Я показал его педагогу по литературе. Это была престарелая дама с ярко-красными губами и аристократическим пенсне. Она небрежно пробежала глазами и вернула мне, сказав что-то вроде:

– Литература завтра первым уроком. Не забудь сменную обувь.

Я даже немного обиделся…

Уже двадцать лет я не был маленьким. Пятнадцать – не играл в войнушки. И десять – не бравировал своим возрастом. Когда-то я учился в школе. Не любил книги. Не участвовал в самодеятельности…

В классе висело несколько продуктов самодеятельности, а именно: виниловая пластинка, облепленная семенами подсолнуха, две экспозиции бумажных цветов абстракционного смысла, человечек, слепленный из спичечных коробок…

Думаю, не менее четверти времени в этом классе я провёл в углу.

– Постой в углу, остынь немного, – говорила моя первая учительница – Галина Петровна, – а к доске по-ойдё-ёт…

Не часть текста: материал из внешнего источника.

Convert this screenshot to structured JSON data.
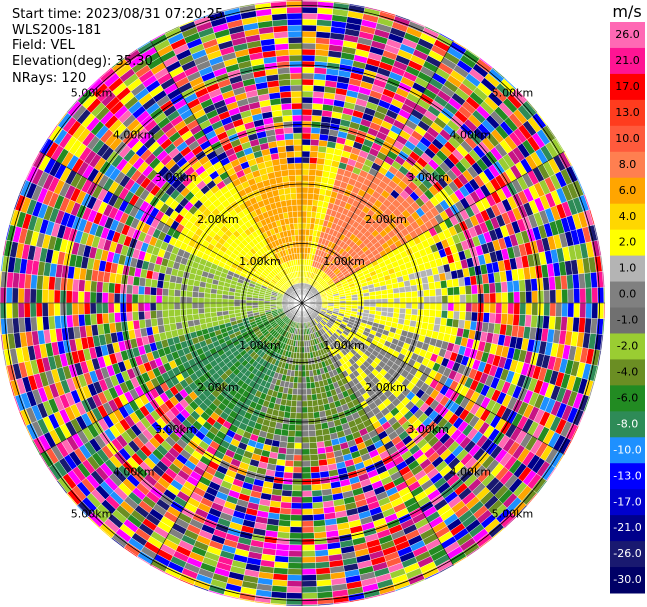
{
  "header": {
    "start_time": "Start time: 2023/08/31 07:20:25",
    "instrument": "WLS200s-181",
    "field": "Field: VEL",
    "elevation": "Elevation(deg): 35.30",
    "nrays": "NRays: 120"
  },
  "plot": {
    "range_labels": [
      "1.00km",
      "2.00km",
      "3.00km",
      "4.00km",
      "5.00km"
    ],
    "ring_count": 5,
    "colors": {
      "background": "#ffffff",
      "ring_line": "#000000",
      "nan_gray": "#bdbdbd"
    }
  },
  "colorbar": {
    "unit": "m/s",
    "ticks": [
      "26.0",
      "21.0",
      "17.0",
      "13.0",
      "10.0",
      "8.0",
      "6.0",
      "4.0",
      "2.0",
      "1.0",
      "0.0",
      "-1.0",
      "-2.0",
      "-4.0",
      "-6.0",
      "-8.0",
      "-10.0",
      "-13.0",
      "-17.0",
      "-21.0",
      "-26.0",
      "-30.0"
    ],
    "colors": [
      "#ff69b4",
      "#ff1493",
      "#ff0000",
      "#ff3c1e",
      "#ff5a3c",
      "#ff7f50",
      "#ffa500",
      "#ffd700",
      "#ffff00",
      "#b4b4b4",
      "#808080",
      "#707070",
      "#9acd32",
      "#6b8e23",
      "#228b22",
      "#2e8b57",
      "#1e90ff",
      "#0000ff",
      "#0000cd",
      "#00008b",
      "#191970",
      "#000066"
    ]
  }
}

Кроме нескольких драк и педсоветов, я также помню весьма колоритные записи в дневнике:

«Повредил Блондареву В. глаз ручкой».

Или:

«Пил Coce (по-английски) на уроке!»

И совсем уж неприглядное от преподавательницы иностранного:

«Уважаемые брат и мама! В четверти будет 2! В году – тоже 2. Я настоятельно советую вам принять меры! Он ничего не учит и ничего не хочет…»

У меня было пять двоек в четверти, так что ещё одна двойка – вещь чуть ли не заурядная.

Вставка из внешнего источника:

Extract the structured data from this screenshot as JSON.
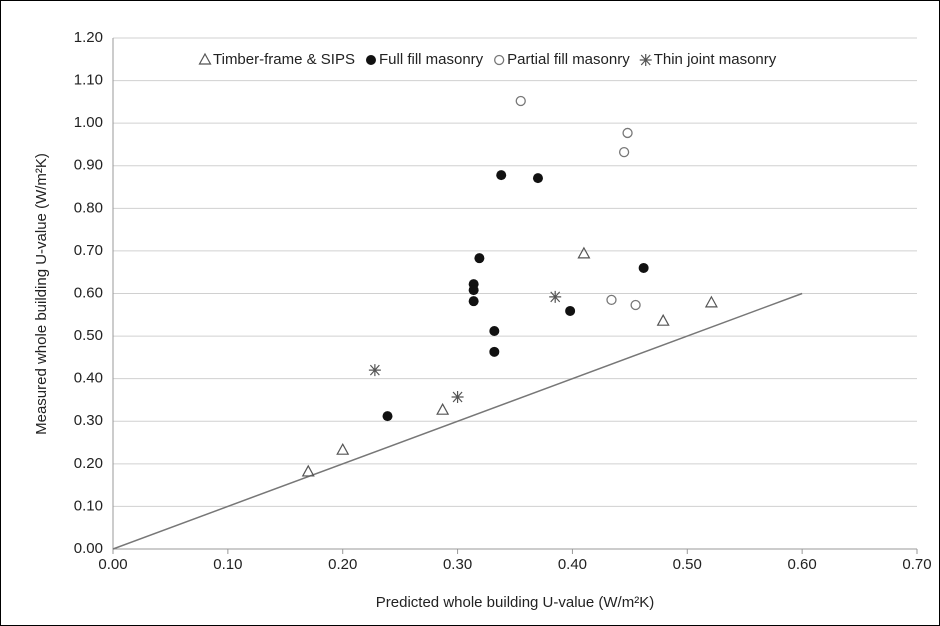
{
  "chart_data": {
    "type": "scatter",
    "x_label": "Predicted whole building U-value (W/m²K)",
    "y_label": "Measured whole building U-value (W/m²K)",
    "xlim": [
      0,
      0.7
    ],
    "ylim": [
      0,
      1.2
    ],
    "xticks": [
      {
        "value": 0,
        "label": "0.00"
      },
      {
        "value": 0.1,
        "label": "0.10"
      },
      {
        "value": 0.2,
        "label": "0.20"
      },
      {
        "value": 0.3,
        "label": "0.30"
      },
      {
        "value": 0.4,
        "label": "0.40"
      },
      {
        "value": 0.5,
        "label": "0.50"
      },
      {
        "value": 0.6,
        "label": "0.60"
      },
      {
        "value": 0.7,
        "label": "0.70"
      }
    ],
    "yticks": [
      {
        "value": 0,
        "label": "0.00"
      },
      {
        "value": 0.1,
        "label": "0.10"
      },
      {
        "value": 0.2,
        "label": "0.20"
      },
      {
        "value": 0.3,
        "label": "0.30"
      },
      {
        "value": 0.4,
        "label": "0.40"
      },
      {
        "value": 0.5,
        "label": "0.50"
      },
      {
        "value": 0.6,
        "label": "0.60"
      },
      {
        "value": 0.7,
        "label": "0.70"
      },
      {
        "value": 0.8,
        "label": "0.80"
      },
      {
        "value": 0.9,
        "label": "0.90"
      },
      {
        "value": 1,
        "label": "1.00"
      },
      {
        "value": 1.1,
        "label": "1.10"
      },
      {
        "value": 1.2,
        "label": "1.20"
      }
    ],
    "grid": true,
    "legend": "top",
    "series": [
      {
        "name": "Timber-frame & SIPS",
        "marker": "triangle",
        "color": "#555555",
        "x": [
          0.17,
          0.2,
          0.287,
          0.41,
          0.479,
          0.521
        ],
        "values": [
          0.181,
          0.232,
          0.326,
          0.693,
          0.535,
          0.578
        ]
      },
      {
        "name": "Full fill masonry",
        "marker": "dot",
        "color": "#111111",
        "x": [
          0.239,
          0.314,
          0.314,
          0.314,
          0.319,
          0.332,
          0.332,
          0.338,
          0.37,
          0.398,
          0.462
        ],
        "values": [
          0.312,
          0.622,
          0.608,
          0.582,
          0.683,
          0.512,
          0.463,
          0.878,
          0.871,
          0.559,
          0.66
        ]
      },
      {
        "name": "Partial fill masonry",
        "marker": "circle",
        "color": "#777777",
        "x": [
          0.355,
          0.448,
          0.445,
          0.434,
          0.455
        ],
        "values": [
          1.052,
          0.977,
          0.932,
          0.585,
          0.573
        ]
      },
      {
        "name": "Thin joint masonry",
        "marker": "star",
        "color": "#555555",
        "x": [
          0.228,
          0.3,
          0.385
        ],
        "values": [
          0.42,
          0.357,
          0.592
        ]
      }
    ],
    "reference_line": {
      "x": [
        0,
        0.6
      ],
      "y": [
        0,
        0.6
      ],
      "color": "#777777"
    }
  }
}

В школе высокая учительница по психологии – с красивыми и длинными ногами – она разрешила нам называть её просто – «Света». Это был, как она думала, педагогический приём. Одноклассники этим чертовски гордились – «Я сказал ей „Света“!»

Я называл её на «вы» и по имени-отчеству.

Победы я не чувствовал. Порицания – тоже.

Водитель довёз меня до дома. Денег с собой не было.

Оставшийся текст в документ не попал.